In the 1960s, Ernie Rivers taught Navy flight students at the Pensacola Naval Air Station how to live off the land if their plane was downed. He was the officer in charge of the survival unit, overseeing 30 to 35
instructors, who taught more than 100 men a week how to survive with only a compass, map, and a hunting knife. Every week groups of students would camp for three days, using different sites on Eglin Air Force Base Reservation in Florida.
When the winds and clouds were right, Rivers and his men would watch planes pass overhead, clouds of spray coming from them. Several times he and his men were sprayed. “I’d say, ‘At least we don’t have to use bug repellant,’” he noted, laughing, during an interview. That was a big plus, they thought, for them as well as Army Rangers who were also training out in the bayous of the Florida panhandle, where mosquitoes and other bugs could make life miserable.

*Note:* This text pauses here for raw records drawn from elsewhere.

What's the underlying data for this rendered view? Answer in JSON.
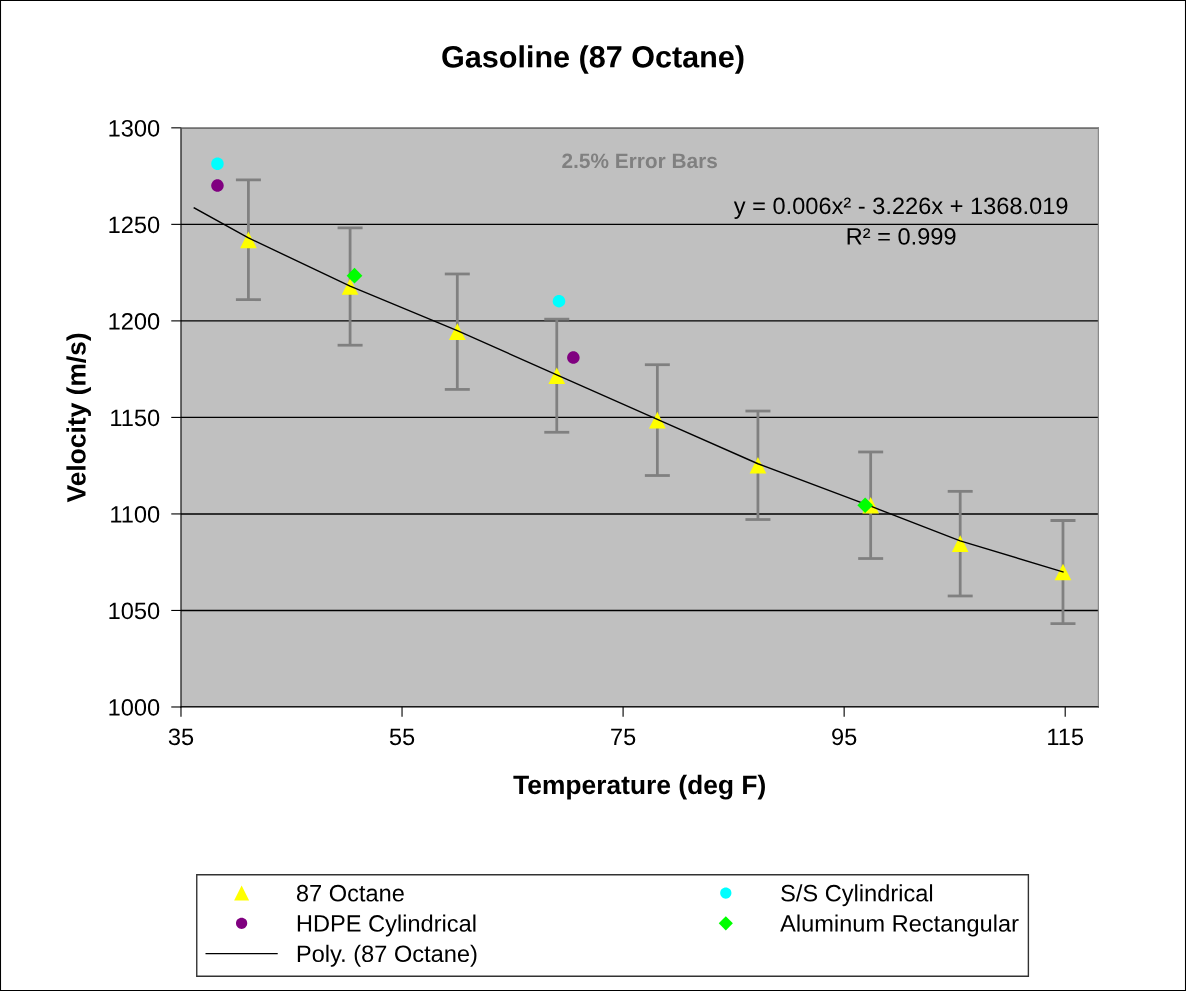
{
  "chart_data": {
    "type": "scatter",
    "title": "Gasoline (87 Octane)",
    "xlabel": "Temperature (deg F)",
    "ylabel": "Velocity (m/s)",
    "xlim": [
      35,
      118
    ],
    "xticks": [
      35,
      55,
      75,
      95,
      115
    ],
    "ylim": [
      1000,
      1300
    ],
    "yticks": [
      1000,
      1050,
      1100,
      1150,
      1200,
      1250,
      1300
    ],
    "grid": "y",
    "legend": "bottom",
    "annotations": [
      "2.5% Error Bars",
      "y = 0.006x² - 3.226x + 1368.019\nR² = 0.999"
    ],
    "series": [
      {
        "name": "87 Octane",
        "marker": "triangle",
        "color": "#ffff00",
        "x": [
          41.1,
          50.3,
          60.0,
          69.0,
          78.1,
          87.2,
          97.4,
          105.5,
          114.8
        ],
        "values": [
          1242,
          1217.8,
          1194.4,
          1171.6,
          1148.6,
          1125.2,
          1104.5,
          1084.6,
          1069.9
        ],
        "errors": [
          31,
          30.4,
          29.9,
          29.3,
          28.7,
          28.1,
          27.6,
          27.1,
          26.7
        ]
      },
      {
        "name": "S/S Cylindrical",
        "marker": "circle",
        "color": "#00ffff",
        "x": [
          38.3,
          69.2
        ],
        "values": [
          1281.4,
          1210.2
        ]
      },
      {
        "name": "HDPE Cylindrical",
        "marker": "circle",
        "color": "#800080",
        "x": [
          38.3,
          70.5
        ],
        "values": [
          1270.1,
          1181
        ]
      },
      {
        "name": "Aluminum Rectangular",
        "marker": "diamond",
        "color": "#00ff00",
        "x": [
          50.7,
          96.9
        ],
        "values": [
          1223.4,
          1104.5
        ]
      },
      {
        "name": "Poly. (87 Octane)",
        "type": "line",
        "marker": "none",
        "color": "#000000",
        "x": [
          36.2,
          41.1,
          50.3,
          60.0,
          69.0,
          78.1,
          87.2,
          97.4,
          105.5,
          114.8
        ],
        "values": [
          1258.5,
          1243,
          1218,
          1195,
          1172,
          1149,
          1126,
          1104,
          1086,
          1070
        ]
      }
    ]
  }
}
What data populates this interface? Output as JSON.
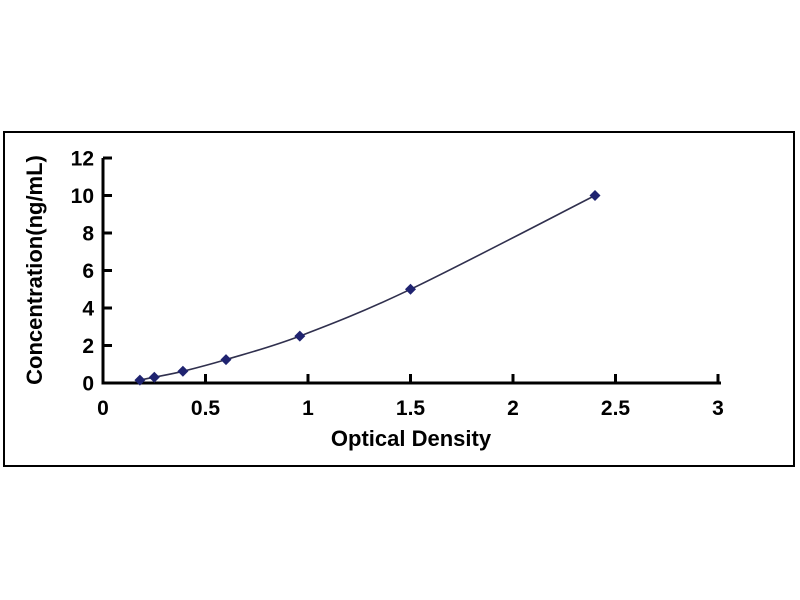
{
  "chart_data": {
    "type": "line",
    "title": "",
    "xlabel": "Optical Density",
    "ylabel": "Concentration(ng/mL)",
    "xlim": [
      0,
      3
    ],
    "ylim": [
      0,
      12
    ],
    "x_ticks": [
      "0",
      "0.5",
      "1",
      "1.5",
      "2",
      "2.5",
      "3"
    ],
    "y_ticks": [
      "0",
      "2",
      "4",
      "6",
      "8",
      "10",
      "12"
    ],
    "grid": false,
    "legend": "none",
    "axis_color": "#000000",
    "plot_border_color": "#000000",
    "series": [
      {
        "name": "standard-curve",
        "marker": "diamond",
        "marker_color": "#1f2370",
        "line_color": "#30304e",
        "points": [
          {
            "x": 0.18,
            "y": 0.156
          },
          {
            "x": 0.25,
            "y": 0.312
          },
          {
            "x": 0.39,
            "y": 0.625
          },
          {
            "x": 0.6,
            "y": 1.25
          },
          {
            "x": 0.96,
            "y": 2.5
          },
          {
            "x": 1.5,
            "y": 5
          },
          {
            "x": 2.4,
            "y": 10
          }
        ]
      }
    ]
  }
}
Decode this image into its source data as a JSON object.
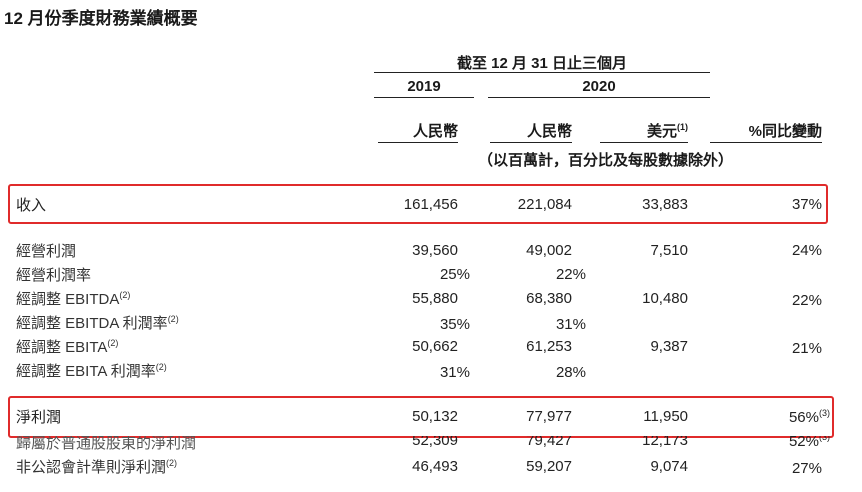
{
  "title": "12 月份季度財務業績概要",
  "header": {
    "period": "截至 12 月 31 日止三個月",
    "year_2019": "2019",
    "year_2020": "2020",
    "col_rmb_2019": "人民幣",
    "col_rmb_2020": "人民幣",
    "col_usd": "美元",
    "col_usd_note": "(1)",
    "col_yoy": "%同比變動",
    "unit_note": "（以百萬計，百分比及每股數據除外）"
  },
  "rows": {
    "revenue": {
      "label": "收入",
      "v2019": "161,456",
      "v2020": "221,084",
      "usd": "33,883",
      "yoy": "37%"
    },
    "op_income": {
      "label": "經營利潤",
      "v2019": "39,560",
      "v2020": "49,002",
      "usd": "7,510",
      "yoy": "24%"
    },
    "op_margin": {
      "label": "經營利潤率",
      "v2019": "25%",
      "v2020": "22%"
    },
    "adj_ebitda": {
      "label": "經調整 EBITDA",
      "note": "(2)",
      "v2019": "55,880",
      "v2020": "68,380",
      "usd": "10,480",
      "yoy": "22%"
    },
    "adj_ebitda_margin": {
      "label": "經調整 EBITDA 利潤率",
      "note": "(2)",
      "v2019": "35%",
      "v2020": "31%"
    },
    "adj_ebita": {
      "label": "經調整 EBITA",
      "note": "(2)",
      "v2019": "50,662",
      "v2020": "61,253",
      "usd": "9,387",
      "yoy": "21%"
    },
    "adj_ebita_margin": {
      "label": "經調整 EBITA 利潤率",
      "note": "(2)",
      "v2019": "31%",
      "v2020": "28%"
    },
    "net_income": {
      "label": "淨利潤",
      "v2019": "50,132",
      "v2020": "77,977",
      "usd": "11,950",
      "yoy": "56%",
      "yoy_note": "(3)"
    },
    "net_income_attr": {
      "label": "歸屬於普通股股東的淨利潤",
      "v2019": "52,309",
      "v2020": "79,427",
      "usd": "12,173",
      "yoy": "52%",
      "yoy_note": "(3)"
    },
    "non_gaap_net_income": {
      "label": "非公認會計準則淨利潤",
      "note": "(2)",
      "v2019": "46,493",
      "v2020": "59,207",
      "usd": "9,074",
      "yoy": "27%"
    }
  },
  "colors": {
    "highlight": "#e02b2b"
  }
}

Rivers and the students thought they were watching the Air Force spray DDT to kill mosquitoes. What was actually being sprayed, he said, was Agent Orange. Documents show that gallons of the defoliants Agent
Orange, Agent Purple, and Agent White were sprayed at Eglin. In fact, according to officials overseeing the program, the Air Force sprayed a test area on the base with more dioxin than any similar area in Vietnam. The fact that Agent Orange was sprayed in Florida for eight years was not widely known then or even today. Only in the last several years has the documentation on the spraying been made publicly available by Alvin Young, an Air Force scientist for more than 15 years at Eglin. Young oversaw a huge research project evaluating how massive spraying of Agent Orange at the Florida air force base affected its soil, water, plants, fish, and animals.